I typically wear an antique gold Benrus (now defunct) with a black leather band which I inherited some years ago. The Benrus is a decent mechanical watch which looks classic and still performs well. It pairs with a suit without a hitch.
Well, as you may have guessed, this post is a confession of sorts. I am deeply ashamed of what has happened. I put on the Casio at first mostly just to humor the gifter… but I haven’t been able to keep the damned thing off. There might be some irony in that digital watches killed the Benrus watch company and now despite fashions’ wind blowing in the opposite direction, I’m having trouble going back to a Benrus mechanical.
Why? Well, there are a number of reasons:
It is simply a more practical device to have around my wrist. I know most (internet gentle)men consider their watch to be the one piece of jewelry they’re allowed (and so functionality is not an issue). I am having difficulty abandoning those functions.
When it comes to these sorts of sartorial dilemmas, I typically first look to answers from one of my icons. I found that James Bond wore a simple-looking digital Seiko in The Spy Who Loved Me (1977) and I already know Fleming’s Bond was all about practicality. I’m also about practicality and I like my watches small, thin, and unobtrusive. Of course for Fleming’s Bond, practicality meant a watch so big and heavy it could double as a knuckle duster in a pinch. For a digital watch, Roger Moore went with something a little different:
James Bond’s Seiko 0674 LC.
Now I’m considering the silver or gold band upgraded version of my F91-W or similar offerings from Timex to go with my suits and sport coats. I have two factors working in my favor: 1) Each option is between roughly ten and twenty five bucks and 2) I wear my watches facing me.






From left to right, top to bottom: Casio F91-W, Casio W-201, Casio A158W-1, Casio A168WG-9, Timex T78578, Timex T78677.

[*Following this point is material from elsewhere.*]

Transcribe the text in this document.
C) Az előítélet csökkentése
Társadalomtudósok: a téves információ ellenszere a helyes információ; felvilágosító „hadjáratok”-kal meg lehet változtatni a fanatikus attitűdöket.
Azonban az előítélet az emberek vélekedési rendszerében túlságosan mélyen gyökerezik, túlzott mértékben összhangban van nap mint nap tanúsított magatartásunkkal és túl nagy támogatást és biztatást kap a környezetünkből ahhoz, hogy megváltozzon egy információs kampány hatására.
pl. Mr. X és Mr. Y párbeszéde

Among other novels, I’m currently reading “On Her Majesty’s Service” by Ian Fleming. Fleming tends to keep the details about his hero as vague as possible, but there are a few times when his wardrobe is expanded upon.

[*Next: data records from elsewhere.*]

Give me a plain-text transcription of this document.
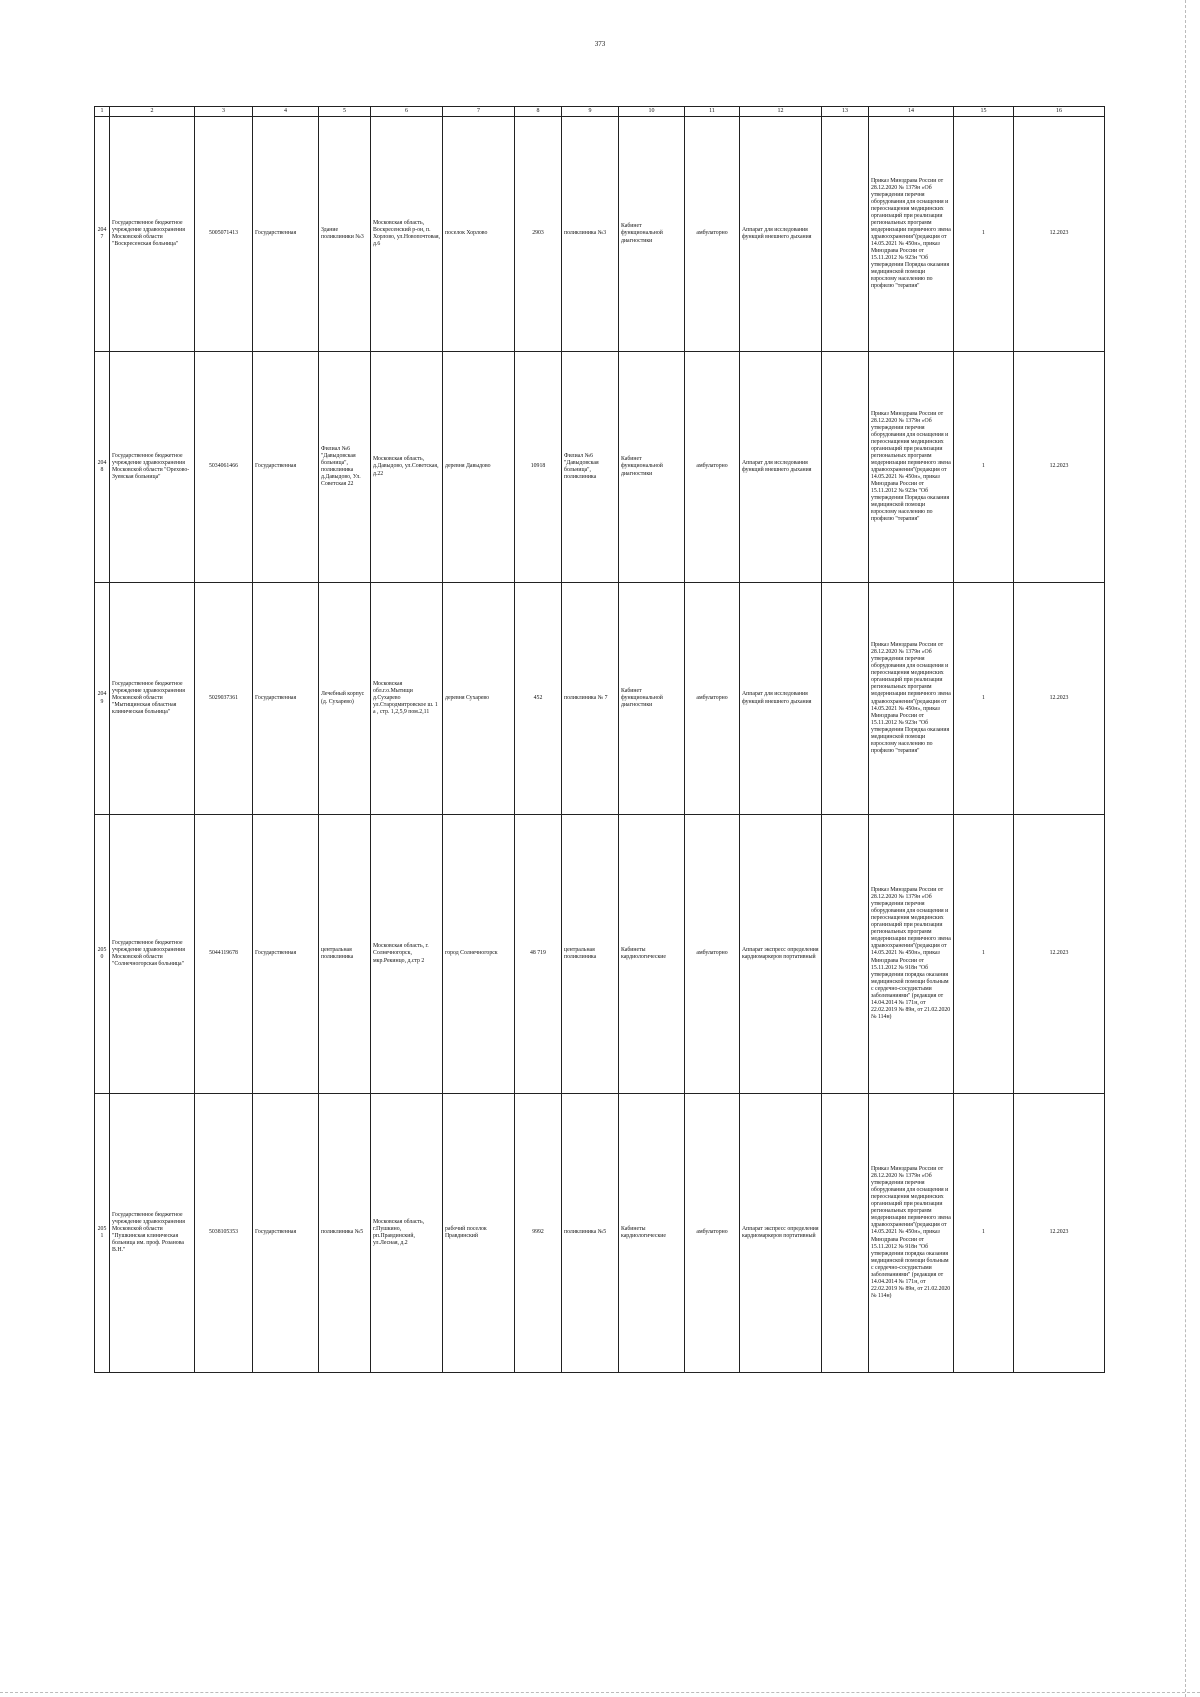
373
1	2	3	4	5	6	7	8	9	10	11	12	13	14	15	16
2047	Государственное бюджетное учреждение здравоохранения Московской области "Воскресенская больница"	5005071413	Государственная	Здание поликлиники №3	Московская область, Воскресенский р-он, п. Хорлово, ул.Новопочтовая, д.6	поселок Хорлово	2903	поликлиника №3	Кабинет функциональной диагностики	амбулаторно	Аппарат для исследования функций внешнего дыхания		Приказ Минздрава России от 28.12.2020 № 1379н «Об утверждении перечня оборудования для оснащения и переоснащения медицинских организаций при реализации региональных программ модернизации первичного звена здравоохранения"(редакция от 14.05.2021 № 450н», приказ Минздрава России от 15.11.2012 № 923н "Об утверждении Порядка оказания медицинской помощи взрослому населению по профилю "терапия"	1	12.2023
2048	Государственное бюджетное учреждение здравоохранения Московской области "Орехово-Зуевская больница"	5034061466	Государственная	Филиал №6 "Давыдовская больница", поликлиника д.Давыдово, Ул. Советская 22	Московская область, д.Давыдово, ул.Советская, д.22	деревня Давыдово	10918	Филиал №6 "Давыдовская больница", поликлиника	Кабинет функциональной диагностики	амбулаторно	Аппарат для исследования функций внешнего дыхания		Приказ Минздрава России от 28.12.2020 № 1379н «Об утверждении перечня оборудования для оснащения и переоснащения медицинских организаций при реализации региональных программ модернизации первичного звена здравоохранения"(редакция от 14.05.2021 № 450н», приказ Минздрава России от 15.11.2012 № 923н "Об утверждении Порядка оказания медицинской помощи взрослому населению по профилю "терапия"	1	12.2023
2049	Государственное бюджетное учреждение здравоохранения Московской области "Мытищинская областная клиническая больница"	5029037361	Государственная	Лечебный корпус (д. Сухарево)	Московская обл.г.о.Мытищи д.Сухарево ул.Стародмитровское ш. 1 а , стр. 1,2,5,9 пом.2,11	деревня Сухарево	452	поликлиника № 7	Кабинет функциональной диагностики	амбулаторно	Аппарат для исследования функций внешнего дыхания		Приказ Минздрава России от 28.12.2020 № 1379н «Об утверждении перечня оборудования для оснащения и переоснащения медицинских организаций при реализации региональных программ модернизации первичного звена здравоохранения"(редакция от 14.05.2021 № 450н», приказ Минздрава России от 15.11.2012 № 923н "Об утверждении Порядка оказания медицинской помощи взрослому населению по профилю "терапия"	1	12.2023
2050	Государственное бюджетное учреждение здравоохранения Московской области "Солнечногорская больница"	5044119678	Государственная	центральная поликлиника	Московская область, г. Солнечногорск, мкр.Рекинцо, д.стр 2	город Солнечногорск	48 719	центральная поликлиника	Кабинеты кардиологические	амбулаторно	Аппарат экспресс определения кардиомаркеров портативный		Приказ Минздрава России от 28.12.2020 № 1379н «Об утверждении перечня оборудования для оснащения и переоснащения медицинских организаций при реализации региональных программ модернизации первичного звена здравоохранения"(редакция от 14.05.2021 № 450н», приказ Минздрава России от 15.11.2012 № 918н "Об утверждении порядка оказания медицинской помощи больным с сердечно-сосудистыми заболеваниями" (редакция от 14.04.2014 № 171н, от 22.02.2019 № 89н, от 21.02.2020 № 114н)	1	12.2023
2051	Государственное бюджетное учреждение здравоохранения Московской области "Пушкинская клиническая больница им. проф. Розанова В.Н."	5038105353	Государственная	поликлиника №5	Московская область, г.Пушкино, рп.Правдинский, ул.Лесная, д.2	рабочий поселок Правдинский	9992	поликлиника №5	Кабинеты кардиологические	амбулаторно	Аппарат экспресс определения кардиомаркеров портативный		Приказ Минздрава России от 28.12.2020 № 1379н «Об утверждении перечня оборудования для оснащения и переоснащения медицинских организаций при реализации региональных программ модернизации первичного звена здравоохранения"(редакция от 14.05.2021 № 450н», приказ Минздрава России от 15.11.2012 № 918н "Об утверждении порядка оказания медицинской помощи больным с сердечно-сосудистыми заболеваниями" (редакция от 14.04.2014 № 171н, от 22.02.2019 № 89н, от 21.02.2020 № 114н)	1	12.2023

“When the bottle, in its frosted silver bucket, came, he drank a quarter of it rather fast and then went into the bathroom and had an ice-cold shower and washed his hair with Pinaud Elixir, that prince among shampoos, to get the dust of the roads out of it. Then he slipped on his dark-blue tropical worsted trousers, white sea-island cotton shirt, socks and black casual shoes (he abhorred shoe-laces), and went and sat by the window and looked out across the promenade to the sea and wondered where he would have dinner and what he would choose to eat.”
To me this is close to perfection, and as I attempt to develop my uniform, this is one of the poles I gravitate towards:



Photos via The Suits of James Bond.
As far as I recall, this was as close to the James Bond of the novels as the films got. I wish I could be content to wear this everyday, but as someone with sartorial inclinations, I fear I would get tired of it very quickly. James Bond (of the novels) of course did not only travel with his navy suit…

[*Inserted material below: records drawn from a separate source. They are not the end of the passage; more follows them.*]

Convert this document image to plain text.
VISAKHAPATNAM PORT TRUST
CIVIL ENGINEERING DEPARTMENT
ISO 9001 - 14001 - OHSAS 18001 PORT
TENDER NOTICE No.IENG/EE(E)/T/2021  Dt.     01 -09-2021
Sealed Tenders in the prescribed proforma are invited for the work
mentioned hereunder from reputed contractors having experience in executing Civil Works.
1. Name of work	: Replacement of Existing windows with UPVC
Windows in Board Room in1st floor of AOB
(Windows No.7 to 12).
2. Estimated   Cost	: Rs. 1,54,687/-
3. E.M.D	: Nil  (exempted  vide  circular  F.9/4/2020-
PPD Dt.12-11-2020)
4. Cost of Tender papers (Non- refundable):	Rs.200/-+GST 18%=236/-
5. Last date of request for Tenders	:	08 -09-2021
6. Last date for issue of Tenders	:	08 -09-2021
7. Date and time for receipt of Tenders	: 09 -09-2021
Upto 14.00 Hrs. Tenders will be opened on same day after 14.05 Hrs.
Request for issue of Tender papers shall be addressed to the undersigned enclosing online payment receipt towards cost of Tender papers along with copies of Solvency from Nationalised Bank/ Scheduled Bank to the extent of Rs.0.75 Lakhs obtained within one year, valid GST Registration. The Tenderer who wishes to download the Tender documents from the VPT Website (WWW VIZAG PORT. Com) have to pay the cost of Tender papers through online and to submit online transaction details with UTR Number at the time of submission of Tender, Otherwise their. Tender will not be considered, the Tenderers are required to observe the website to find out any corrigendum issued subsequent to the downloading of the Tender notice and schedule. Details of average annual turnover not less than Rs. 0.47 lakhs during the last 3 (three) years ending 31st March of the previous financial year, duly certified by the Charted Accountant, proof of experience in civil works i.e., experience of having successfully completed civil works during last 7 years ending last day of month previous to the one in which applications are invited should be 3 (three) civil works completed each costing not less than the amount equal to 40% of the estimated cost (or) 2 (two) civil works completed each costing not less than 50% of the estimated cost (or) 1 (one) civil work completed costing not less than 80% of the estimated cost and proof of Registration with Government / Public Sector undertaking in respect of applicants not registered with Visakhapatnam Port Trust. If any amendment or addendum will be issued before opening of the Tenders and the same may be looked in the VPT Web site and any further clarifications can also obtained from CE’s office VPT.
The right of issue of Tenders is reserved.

“In transit it was six o’clock on Thursday evening and Bond was packing his suitcase in his bedroom at the Ritz. It was a battered but once expensive pigskin Revelation and its contents were appropriate to his cover. Evening clothes; his lightweight black and white dog-tooth suit for the country and for golf; Saxone golf shoes; a companion to the dark blue, tropical worsted suit he was wearing, and some white silk and dark blue Sea Island cotton shirts with collars attached and short sleeves. Socks and ties, some nylon underclothes, and two pairs of the long silk pyjama coats he wore in place of two-piece pyjamas. None of these things bore, or had ever borne, any name-tags or initials.”
For a man, wearing a uniform is ideal — for many reasons, you don’t want to have to think about your clothes more than you have to. Yet there needs to be enough variation within the uniform to keep things fun (after all, that’s why you care about what you wear).